Image related to story, see caption or article text

DRAW: Sons could not break the deadlock

Pic by: Donald Fullarton

SONS took a step backwards on Saturday when they met bottom of the league Forfar the Rock.

For, after the euphoria of Links Park the previous week, the same players - with David McNaught added in place of Robert Cambell - who ended that match produced another one of their too many old stories which have cost them points this season and blighted the club’s ambitions.

Sons had harnessed a major proportion of the pressure, as they did recently against Stenhousemuir and on various other occasions which resulted in post match regrets . . .

But they failed to aspire as a team capable of penetrating and punishing a spoiling tactic employed by the visitors which, and let us be honest, could have won them the game in the last five minutes.

That was the almost defining moment when Forfar’s on loan striker Chris McKie penetrated the Sons defensive cover and, on a homing mission, missed with an aplomb which he will not want to remember.

Dumbarton attacked, sometimes sincerely with reasonable threat, and sometimes naively with zero effect.

But the buck struck the buffers when the ball reached the frontline of attackers. The pincer movement worked but the firing squad produced damp squibs.

Like the postmen, Sons strikers did not turn up for work on Saturday. They failed to deliver and stamp their authority and meaningful menace on the game.

Nil-nil, some football, nae goals! That is becoming a continuing story and a sorry saga of this Sons side.

I do recall that they hit the post in the first half but the head which met the ball was not a striker. It was centre half Michael O’Byrne.

You, fairly, ask the question why at Montrose they could score and win?

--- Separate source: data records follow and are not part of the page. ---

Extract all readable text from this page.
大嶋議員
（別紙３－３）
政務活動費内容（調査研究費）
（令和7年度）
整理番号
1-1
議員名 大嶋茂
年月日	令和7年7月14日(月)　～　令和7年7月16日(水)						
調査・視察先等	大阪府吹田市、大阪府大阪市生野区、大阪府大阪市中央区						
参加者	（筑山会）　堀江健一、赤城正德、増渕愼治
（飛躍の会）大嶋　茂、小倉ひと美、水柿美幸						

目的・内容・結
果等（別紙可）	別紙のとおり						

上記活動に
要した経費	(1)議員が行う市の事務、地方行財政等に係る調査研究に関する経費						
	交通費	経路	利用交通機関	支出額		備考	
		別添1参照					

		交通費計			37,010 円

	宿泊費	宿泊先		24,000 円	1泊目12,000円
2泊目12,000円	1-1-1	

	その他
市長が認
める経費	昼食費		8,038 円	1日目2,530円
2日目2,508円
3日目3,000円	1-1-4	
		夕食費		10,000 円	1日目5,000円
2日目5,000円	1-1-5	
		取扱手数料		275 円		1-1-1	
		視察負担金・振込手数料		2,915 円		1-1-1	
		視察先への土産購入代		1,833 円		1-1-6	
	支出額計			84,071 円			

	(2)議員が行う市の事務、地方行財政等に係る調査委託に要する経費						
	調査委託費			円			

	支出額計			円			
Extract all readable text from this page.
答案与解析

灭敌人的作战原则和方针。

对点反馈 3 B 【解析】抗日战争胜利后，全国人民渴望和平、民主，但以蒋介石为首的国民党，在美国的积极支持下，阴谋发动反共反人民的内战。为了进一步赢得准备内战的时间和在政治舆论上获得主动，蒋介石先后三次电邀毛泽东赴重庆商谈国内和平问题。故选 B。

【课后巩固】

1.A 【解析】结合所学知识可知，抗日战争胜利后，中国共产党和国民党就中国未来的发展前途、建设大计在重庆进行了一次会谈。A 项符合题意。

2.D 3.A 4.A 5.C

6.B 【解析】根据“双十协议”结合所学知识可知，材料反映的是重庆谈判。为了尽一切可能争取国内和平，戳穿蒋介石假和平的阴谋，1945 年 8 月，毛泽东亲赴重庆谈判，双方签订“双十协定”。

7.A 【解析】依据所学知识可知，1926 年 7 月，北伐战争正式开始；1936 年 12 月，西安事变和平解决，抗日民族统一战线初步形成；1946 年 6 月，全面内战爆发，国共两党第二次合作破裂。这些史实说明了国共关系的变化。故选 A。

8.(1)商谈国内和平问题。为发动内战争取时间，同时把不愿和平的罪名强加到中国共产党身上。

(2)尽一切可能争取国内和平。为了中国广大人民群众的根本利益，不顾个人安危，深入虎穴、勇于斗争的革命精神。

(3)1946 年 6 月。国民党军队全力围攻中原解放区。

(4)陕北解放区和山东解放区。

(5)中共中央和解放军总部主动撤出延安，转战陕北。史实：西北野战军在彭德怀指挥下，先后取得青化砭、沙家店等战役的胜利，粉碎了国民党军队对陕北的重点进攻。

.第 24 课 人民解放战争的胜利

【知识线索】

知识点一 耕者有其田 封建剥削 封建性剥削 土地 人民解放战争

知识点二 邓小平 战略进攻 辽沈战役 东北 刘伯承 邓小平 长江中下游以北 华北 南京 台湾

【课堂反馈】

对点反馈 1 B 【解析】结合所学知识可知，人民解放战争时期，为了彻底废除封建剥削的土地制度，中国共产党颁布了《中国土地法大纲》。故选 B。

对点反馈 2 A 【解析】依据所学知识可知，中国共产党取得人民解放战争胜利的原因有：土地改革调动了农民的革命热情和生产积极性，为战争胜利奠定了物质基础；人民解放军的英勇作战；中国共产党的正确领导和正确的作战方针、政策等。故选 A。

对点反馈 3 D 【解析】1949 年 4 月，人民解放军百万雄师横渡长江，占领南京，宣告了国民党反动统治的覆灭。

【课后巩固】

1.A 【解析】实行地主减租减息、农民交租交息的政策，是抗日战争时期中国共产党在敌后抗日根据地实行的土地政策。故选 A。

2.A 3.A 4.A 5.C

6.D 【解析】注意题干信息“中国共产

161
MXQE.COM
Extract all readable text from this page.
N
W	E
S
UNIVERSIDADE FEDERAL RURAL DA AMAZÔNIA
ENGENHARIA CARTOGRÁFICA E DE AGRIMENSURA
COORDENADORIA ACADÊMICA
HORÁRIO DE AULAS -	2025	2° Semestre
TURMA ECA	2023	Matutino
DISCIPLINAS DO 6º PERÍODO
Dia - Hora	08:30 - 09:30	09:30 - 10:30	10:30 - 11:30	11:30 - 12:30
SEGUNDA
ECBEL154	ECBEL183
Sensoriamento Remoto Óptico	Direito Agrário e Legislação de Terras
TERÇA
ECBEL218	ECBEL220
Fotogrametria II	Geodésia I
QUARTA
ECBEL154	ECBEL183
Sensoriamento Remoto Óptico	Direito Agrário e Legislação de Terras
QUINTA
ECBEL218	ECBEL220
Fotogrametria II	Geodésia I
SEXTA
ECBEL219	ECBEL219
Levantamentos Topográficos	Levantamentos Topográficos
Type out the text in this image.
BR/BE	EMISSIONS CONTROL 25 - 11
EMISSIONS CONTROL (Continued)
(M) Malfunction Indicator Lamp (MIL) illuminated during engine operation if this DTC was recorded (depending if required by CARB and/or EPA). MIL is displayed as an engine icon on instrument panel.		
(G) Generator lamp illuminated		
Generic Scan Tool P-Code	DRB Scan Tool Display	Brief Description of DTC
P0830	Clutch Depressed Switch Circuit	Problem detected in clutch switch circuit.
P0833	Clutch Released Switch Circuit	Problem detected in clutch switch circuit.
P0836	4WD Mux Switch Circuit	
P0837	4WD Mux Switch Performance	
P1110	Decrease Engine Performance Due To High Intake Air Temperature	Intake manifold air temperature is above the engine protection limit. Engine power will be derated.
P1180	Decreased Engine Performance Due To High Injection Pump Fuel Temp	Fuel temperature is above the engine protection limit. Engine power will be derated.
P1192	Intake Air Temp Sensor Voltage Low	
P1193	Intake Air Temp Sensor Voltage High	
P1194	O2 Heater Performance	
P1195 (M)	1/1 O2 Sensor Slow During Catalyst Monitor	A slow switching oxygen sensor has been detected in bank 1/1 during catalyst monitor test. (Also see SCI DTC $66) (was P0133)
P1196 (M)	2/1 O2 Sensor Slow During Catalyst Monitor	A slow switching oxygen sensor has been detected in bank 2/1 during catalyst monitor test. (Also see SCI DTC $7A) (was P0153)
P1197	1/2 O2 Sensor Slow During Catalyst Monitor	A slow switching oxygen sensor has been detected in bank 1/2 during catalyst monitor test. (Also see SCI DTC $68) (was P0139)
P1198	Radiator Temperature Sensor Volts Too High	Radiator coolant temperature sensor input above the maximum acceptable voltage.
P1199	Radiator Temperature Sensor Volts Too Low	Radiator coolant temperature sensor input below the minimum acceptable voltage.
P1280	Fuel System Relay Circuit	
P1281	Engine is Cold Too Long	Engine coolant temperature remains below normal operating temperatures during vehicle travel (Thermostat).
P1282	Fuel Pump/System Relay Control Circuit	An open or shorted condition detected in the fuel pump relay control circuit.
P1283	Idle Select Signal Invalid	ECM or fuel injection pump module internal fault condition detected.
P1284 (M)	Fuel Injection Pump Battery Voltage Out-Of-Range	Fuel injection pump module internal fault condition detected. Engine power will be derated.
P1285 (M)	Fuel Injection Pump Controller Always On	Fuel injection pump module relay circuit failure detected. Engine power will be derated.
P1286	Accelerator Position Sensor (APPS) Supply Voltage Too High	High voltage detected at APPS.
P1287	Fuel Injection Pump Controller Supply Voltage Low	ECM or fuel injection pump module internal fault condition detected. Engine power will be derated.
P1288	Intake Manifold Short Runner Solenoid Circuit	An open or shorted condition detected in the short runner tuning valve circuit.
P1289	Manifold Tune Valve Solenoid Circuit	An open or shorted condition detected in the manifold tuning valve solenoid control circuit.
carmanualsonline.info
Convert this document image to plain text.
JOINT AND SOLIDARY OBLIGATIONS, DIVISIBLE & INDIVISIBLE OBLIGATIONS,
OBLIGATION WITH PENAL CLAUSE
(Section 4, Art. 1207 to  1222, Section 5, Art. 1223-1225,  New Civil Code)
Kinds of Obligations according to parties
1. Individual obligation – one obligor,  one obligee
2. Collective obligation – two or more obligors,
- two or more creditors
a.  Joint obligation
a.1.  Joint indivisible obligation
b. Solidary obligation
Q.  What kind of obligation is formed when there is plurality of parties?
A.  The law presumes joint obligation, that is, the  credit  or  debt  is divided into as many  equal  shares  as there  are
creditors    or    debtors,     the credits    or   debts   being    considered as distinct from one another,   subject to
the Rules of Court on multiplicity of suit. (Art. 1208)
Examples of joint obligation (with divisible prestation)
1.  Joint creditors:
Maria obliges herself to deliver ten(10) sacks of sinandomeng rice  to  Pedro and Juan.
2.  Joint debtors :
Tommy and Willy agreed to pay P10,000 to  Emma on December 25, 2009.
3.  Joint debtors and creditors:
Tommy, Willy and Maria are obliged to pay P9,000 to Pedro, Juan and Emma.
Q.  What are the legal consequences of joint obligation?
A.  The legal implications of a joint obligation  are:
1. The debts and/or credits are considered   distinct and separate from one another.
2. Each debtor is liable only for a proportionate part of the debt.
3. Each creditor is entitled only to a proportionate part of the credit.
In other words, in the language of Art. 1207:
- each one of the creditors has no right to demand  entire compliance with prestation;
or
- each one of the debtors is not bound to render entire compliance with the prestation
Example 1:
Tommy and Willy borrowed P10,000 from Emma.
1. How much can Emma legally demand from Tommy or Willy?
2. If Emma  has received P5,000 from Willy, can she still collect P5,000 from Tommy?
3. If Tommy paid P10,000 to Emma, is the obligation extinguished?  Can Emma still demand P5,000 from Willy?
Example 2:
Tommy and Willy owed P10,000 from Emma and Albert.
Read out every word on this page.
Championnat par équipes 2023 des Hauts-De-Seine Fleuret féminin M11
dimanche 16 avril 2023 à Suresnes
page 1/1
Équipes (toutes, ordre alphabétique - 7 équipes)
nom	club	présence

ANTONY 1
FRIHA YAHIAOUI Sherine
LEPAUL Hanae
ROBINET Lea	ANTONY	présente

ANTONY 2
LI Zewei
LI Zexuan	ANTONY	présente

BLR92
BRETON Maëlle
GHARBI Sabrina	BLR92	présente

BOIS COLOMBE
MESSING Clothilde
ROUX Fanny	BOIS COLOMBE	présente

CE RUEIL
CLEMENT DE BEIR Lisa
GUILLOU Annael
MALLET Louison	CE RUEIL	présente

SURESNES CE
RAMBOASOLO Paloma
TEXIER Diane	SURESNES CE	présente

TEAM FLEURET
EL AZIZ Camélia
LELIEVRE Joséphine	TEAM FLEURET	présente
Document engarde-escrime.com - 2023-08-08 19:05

They thoroughly deserved, and worked hard for that victory but netted only one goal to achieve it, against all the odds. The scorer was one Robert Campbell, with four strikes to his belt and he is not a striker.

He was banned from the ground on Saturday, but there is nothing sinister about that. The poor guy was laid low with the contagious condition of shingles.

I have sympathy with Robert but, deep down, I have a slightly nauseating wish that his contagion in goal scoring could be caught by his striking team mates.

These Sons of kidology gave the punters every reason for hope in the early stages of the game.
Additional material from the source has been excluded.